Bruce Jenner nearly broke the internet this past week with her interview with Diane Sawyer.
She went public with her life-long gender identity struggle and revealed her ongoing plans of transitioning physically to a woman. An immediate outpouring of admiration and support for Jenner ensued. A #PaintYourNailsForBruce campaign was just one example of how people from across the world were showing their universal acceptance of her courage to be who she feels she was born to be.
I support anyone who challenges social norms. I admire anyone who risks ridicule and mockery to stand up for what’s important to them. I respect those who live true to their authentic selves. Having said that, I can’t help but feel this 20/20 Special was all of those things, plus an opportunity to gain sympathy and endorsements for Jenner (are we looking at the new face of CoverGirl?).

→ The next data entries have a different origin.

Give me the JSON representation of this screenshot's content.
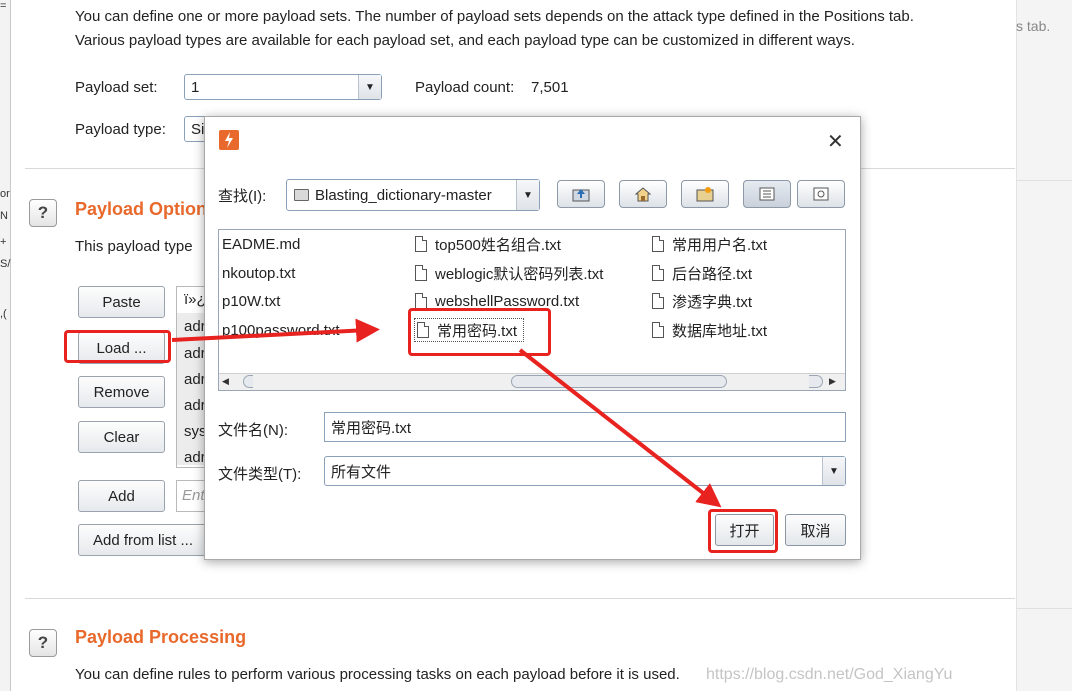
{
  "left_strip": {
    "chars": [
      "=",
      "or",
      "N",
      "+",
      "S/",
      ",("
    ]
  },
  "right_panel": {
    "text": "s tab."
  },
  "intro": {
    "line1": "You can define one or more payload sets. The number of payload sets depends on the attack type defined in the Positions tab.",
    "line2": "Various payload types are available for each payload set, and each payload type can be customized in different ways."
  },
  "payload_set": {
    "label": "Payload set:",
    "value": "1",
    "count_label": "Payload count:",
    "count_value": "7,501"
  },
  "payload_type": {
    "label": "Payload type:",
    "value": "Si"
  },
  "options": {
    "help": "?",
    "title": "Payload Option",
    "description": "This payload type",
    "buttons": {
      "paste": "Paste",
      "load": "Load ...",
      "remove": "Remove",
      "clear": "Clear",
      "add": "Add",
      "add_from_list": "Add from list ..."
    },
    "list_items": [
      "ï»¿",
      "adr",
      "adr",
      "adr",
      "adr",
      "sys",
      "adr"
    ],
    "add_placeholder": "Ent"
  },
  "processing": {
    "help": "?",
    "title": "Payload Processing",
    "description": "You can define rules to perform various processing tasks on each payload before it is used."
  },
  "dialog": {
    "close_glyph": "✕",
    "lookin_label": "查找(I):",
    "folder": "Blasting_dictionary-master",
    "files": [
      {
        "name": "EADME.md"
      },
      {
        "name": "top500姓名组合.txt"
      },
      {
        "name": "常用用户名.txt"
      },
      {
        "name": "nkoutop.txt"
      },
      {
        "name": "weblogic默认密码列表.txt"
      },
      {
        "name": "后台路径.txt"
      },
      {
        "name": "p10W.txt"
      },
      {
        "name": "webshellPassword.txt"
      },
      {
        "name": "渗透字典.txt"
      },
      {
        "name": "p100password.txt"
      },
      {
        "name": "常用密码.txt"
      },
      {
        "name": "数据库地址.txt"
      }
    ],
    "filename_label": "文件名(N):",
    "filename_value": "常用密码.txt",
    "filetype_label": "文件类型(T):",
    "filetype_value": "所有文件",
    "open_button": "打开",
    "cancel_button": "取消"
  },
  "annotation_color": "#e8221f",
  "accent_color": "#e8692b",
  "watermark": "https://blog.csdn.net/God_XiangYu"
}
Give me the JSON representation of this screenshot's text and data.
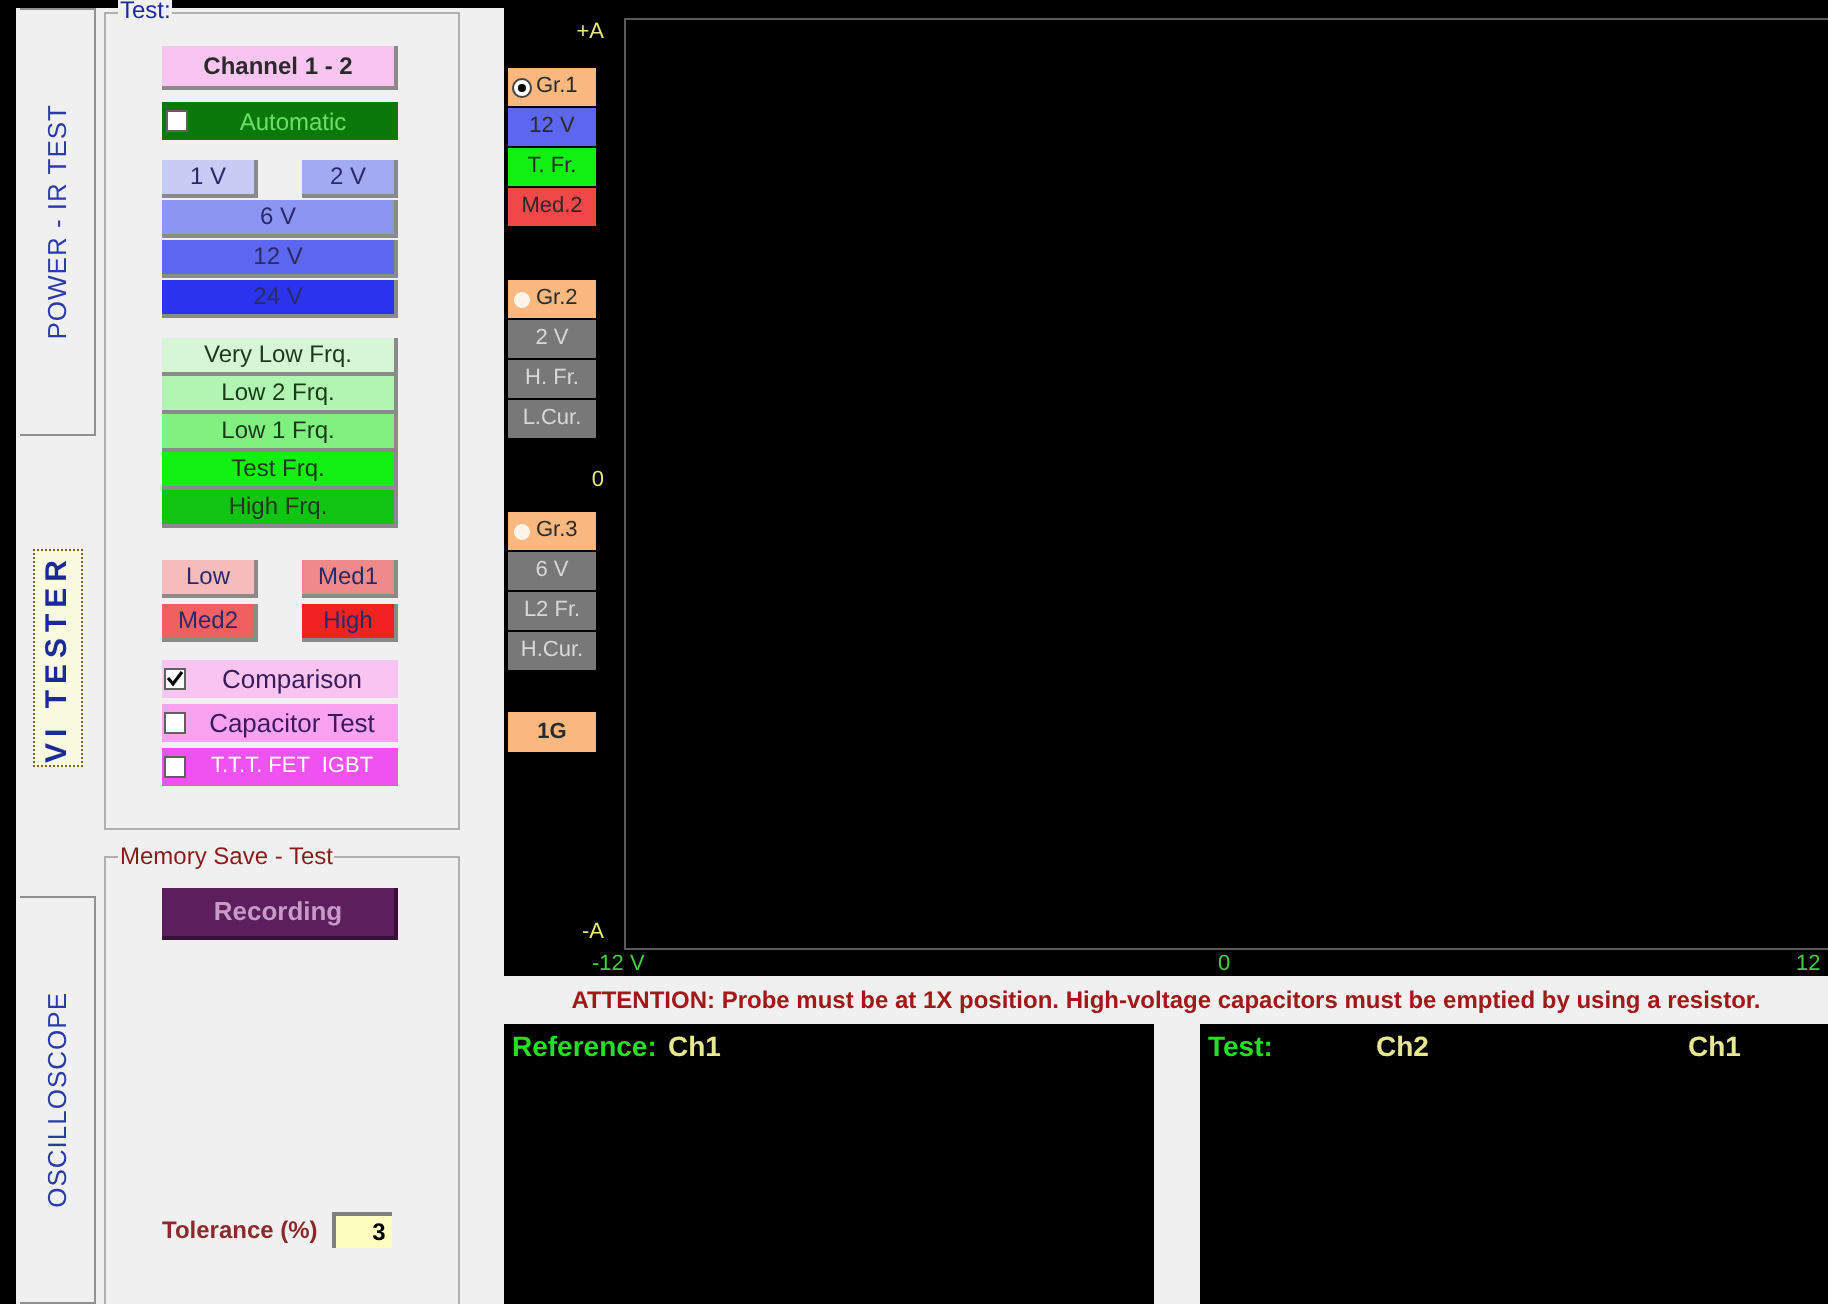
{
  "tabs": [
    {
      "label": "POWER - IR TEST",
      "selected": false
    },
    {
      "label": "VI TESTER",
      "selected": true
    },
    {
      "label": "OSCILLOSCOPE",
      "selected": false
    }
  ],
  "test_group": {
    "title": "Test:",
    "channel_button": "Channel 1 - 2",
    "automatic": {
      "label": "Automatic",
      "checked": false
    },
    "voltage_rows": [
      [
        {
          "label": "1 V",
          "color": "#c8ccf4"
        },
        {
          "label": "2 V",
          "color": "#a2aaf2"
        }
      ],
      [
        {
          "label": "6 V",
          "color": "#8c96f2"
        }
      ],
      [
        {
          "label": "12 V",
          "color": "#5c66ee"
        }
      ],
      [
        {
          "label": "24 V",
          "color": "#2a34ee"
        }
      ]
    ],
    "frequency_buttons": [
      {
        "label": "Very Low Frq.",
        "color": "#d6f6d6"
      },
      {
        "label": "Low 2 Frq.",
        "color": "#b2f4b2"
      },
      {
        "label": "Low 1 Frq.",
        "color": "#80f080"
      },
      {
        "label": "Test Frq.",
        "color": "#12f012"
      },
      {
        "label": "High Frq.",
        "color": "#12c412"
      }
    ],
    "current_rows": [
      [
        {
          "label": "Low",
          "color": "#f6bcbc"
        },
        {
          "label": "Med1",
          "color": "#f08a8a"
        }
      ],
      [
        {
          "label": "Med2",
          "color": "#f06060"
        },
        {
          "label": "High",
          "color": "#f02222"
        }
      ]
    ],
    "options": [
      {
        "label": "Comparison",
        "checked": true,
        "color": "#f8c4f0"
      },
      {
        "label": "Capacitor Test",
        "checked": false,
        "color": "#f8a2f0"
      },
      {
        "label": "T.T.T. FET  IGBT",
        "checked": false,
        "color": "#f052f0"
      }
    ]
  },
  "memory_group": {
    "title": "Memory Save - Test",
    "recording_button": "Recording",
    "tolerance_label": "Tolerance (%)",
    "tolerance_value": "3"
  },
  "plot": {
    "y_labels": [
      "+A",
      "0",
      "-A"
    ],
    "x_labels": [
      "-12 V",
      "0",
      "12"
    ],
    "groups": [
      {
        "label": "Gr.1",
        "selected": true,
        "settings": [
          {
            "label": "12 V",
            "color": "#5c66ee"
          },
          {
            "label": "T. Fr.",
            "color": "#12f012"
          },
          {
            "label": "Med.2",
            "color": "#f04848"
          }
        ]
      },
      {
        "label": "Gr.2",
        "selected": false,
        "settings": [
          {
            "label": "2 V",
            "color": "#787878"
          },
          {
            "label": "H. Fr.",
            "color": "#787878"
          },
          {
            "label": "L.Cur.",
            "color": "#787878"
          }
        ]
      },
      {
        "label": "Gr.3",
        "selected": false,
        "settings": [
          {
            "label": "6 V",
            "color": "#787878"
          },
          {
            "label": "L2 Fr.",
            "color": "#787878"
          },
          {
            "label": "H.Cur.",
            "color": "#787878"
          }
        ]
      }
    ],
    "gain_button": "1G"
  },
  "attention": "ATTENTION: Probe must be at 1X position. High-voltage capacitors must be emptied by using a resistor.",
  "reference_panel": {
    "label": "Reference:",
    "channel": "Ch1"
  },
  "test_panel": {
    "label": "Test:",
    "channels": [
      "Ch2",
      "Ch1"
    ]
  }
}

I’ve seen so much support from the LGBQT community and I wonder, “What has Bruce Jenner done for them?” Yes, she has shed light on a very taboo subject in our society, and no doubt set the stage for others to come forth with their own gender identity struggles. But from what I’ve seen so far, it’s been a pretty one-sided street.
Audrey Mbugua is halfway around the world and sharing her own story and the challenges faced by the transgender population in her native Kenya. She is an activist for the rights of the transgendered community and continues to be of benefit in raising awareness, fighting for equality and changing laws.

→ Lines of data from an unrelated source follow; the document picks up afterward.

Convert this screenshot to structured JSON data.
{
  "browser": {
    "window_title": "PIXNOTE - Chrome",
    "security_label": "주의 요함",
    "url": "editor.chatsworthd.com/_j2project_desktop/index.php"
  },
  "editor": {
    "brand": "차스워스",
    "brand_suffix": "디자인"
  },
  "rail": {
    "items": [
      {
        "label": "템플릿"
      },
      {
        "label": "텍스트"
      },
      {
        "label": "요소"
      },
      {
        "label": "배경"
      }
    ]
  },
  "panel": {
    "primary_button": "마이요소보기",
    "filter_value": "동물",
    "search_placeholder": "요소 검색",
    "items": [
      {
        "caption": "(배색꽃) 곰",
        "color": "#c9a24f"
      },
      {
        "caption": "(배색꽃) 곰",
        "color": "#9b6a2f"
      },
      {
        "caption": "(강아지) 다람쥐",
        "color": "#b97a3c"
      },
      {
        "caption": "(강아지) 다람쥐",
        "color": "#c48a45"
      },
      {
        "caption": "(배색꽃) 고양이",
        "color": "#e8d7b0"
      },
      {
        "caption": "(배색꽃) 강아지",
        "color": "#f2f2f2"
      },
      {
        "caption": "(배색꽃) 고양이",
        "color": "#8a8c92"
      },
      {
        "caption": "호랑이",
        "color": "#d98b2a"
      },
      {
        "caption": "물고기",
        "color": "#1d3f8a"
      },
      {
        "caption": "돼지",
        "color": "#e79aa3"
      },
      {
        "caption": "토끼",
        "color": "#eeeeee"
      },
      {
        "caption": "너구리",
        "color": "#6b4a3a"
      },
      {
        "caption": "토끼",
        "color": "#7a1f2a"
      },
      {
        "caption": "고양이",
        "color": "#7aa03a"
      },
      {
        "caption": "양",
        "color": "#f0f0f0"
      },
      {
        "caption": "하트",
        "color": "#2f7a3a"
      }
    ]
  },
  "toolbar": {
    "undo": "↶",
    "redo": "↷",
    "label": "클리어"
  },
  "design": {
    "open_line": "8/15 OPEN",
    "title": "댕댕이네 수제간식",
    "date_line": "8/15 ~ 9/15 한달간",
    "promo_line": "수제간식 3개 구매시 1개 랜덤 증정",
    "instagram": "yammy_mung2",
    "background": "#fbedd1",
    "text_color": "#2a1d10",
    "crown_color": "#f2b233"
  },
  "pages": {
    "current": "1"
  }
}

She was born a male and given the name Andrew. However, from an early age she felt as though she were trapped in the wrong body. She faced rejection and disproval from peers when she began dressing as a woman in college. A 2008 suicide attempt led to a slew of medical testing that led to a diagnosis of gender identity disorder.

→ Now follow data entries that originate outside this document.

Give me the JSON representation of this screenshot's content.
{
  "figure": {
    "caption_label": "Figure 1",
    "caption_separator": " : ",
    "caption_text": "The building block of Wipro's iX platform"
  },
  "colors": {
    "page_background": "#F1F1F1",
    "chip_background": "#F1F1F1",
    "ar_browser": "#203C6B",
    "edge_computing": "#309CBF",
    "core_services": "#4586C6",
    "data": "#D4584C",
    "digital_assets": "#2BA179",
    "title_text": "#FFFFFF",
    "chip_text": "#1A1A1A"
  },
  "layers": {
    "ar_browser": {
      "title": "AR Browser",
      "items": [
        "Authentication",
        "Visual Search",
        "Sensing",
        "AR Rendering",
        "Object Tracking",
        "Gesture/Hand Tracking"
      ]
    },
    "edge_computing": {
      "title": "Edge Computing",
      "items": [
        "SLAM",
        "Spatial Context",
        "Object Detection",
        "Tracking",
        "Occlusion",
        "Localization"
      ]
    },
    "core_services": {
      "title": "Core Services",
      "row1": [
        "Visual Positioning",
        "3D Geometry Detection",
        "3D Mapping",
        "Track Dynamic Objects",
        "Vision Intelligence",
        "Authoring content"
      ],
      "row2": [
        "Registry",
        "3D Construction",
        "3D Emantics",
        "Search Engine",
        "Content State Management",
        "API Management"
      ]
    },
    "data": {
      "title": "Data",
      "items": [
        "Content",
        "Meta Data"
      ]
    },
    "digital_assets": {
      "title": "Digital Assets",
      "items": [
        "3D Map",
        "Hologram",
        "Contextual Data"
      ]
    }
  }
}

After receiving her degree in biotechnology, Audrey found it difficult to obtain work. The discrepancy between her physical appearance and academic certificates that listed her male birth name drove potential employers to deny her a job. In 2012, she motioned to have her legal documents changed, which began gaining increased attention by the 2013 test case.
Audrey continues to be met with her own obstacles. Her sex change operation was cancelled by the minister of medical services without reason. Since medical proof of gender transition is required to change identifying documents, her 2012 request remains pending.
Mbugua has become a warrior for promoting transgender rights. She is shedding light on the social stigma and treatment towards the transgendered population. Other transgendered citizens have turned to her for help in their own legal plights. She even founded an online community, TEA (Transgender Education and Advocacy), to connect and educate the transgendered tribe.
She is resilient, however. Mbugua continues to pursue her surgery, even if it means going overseas. She is also pursuing a Masters degree while continuing her advocacy for equality and dignity for herself and others. Audrey acknowledges that she is beginning to notice the tides changing:
“Nowadays, I normally have a good night’s sleep because no one calls me that they have been arrested by city council or police on some trumped-up charges of cross-dressing or prostitution,” she said. “We have seen fundamental changes.”
My hope is that with increased media attention on the transgendered community, a universal understanding and acceptance of this community will grow. I hope to see Jenner not only speak out on his own transition, but also to become a crusader for those who may not have access to resources or support for their own transition.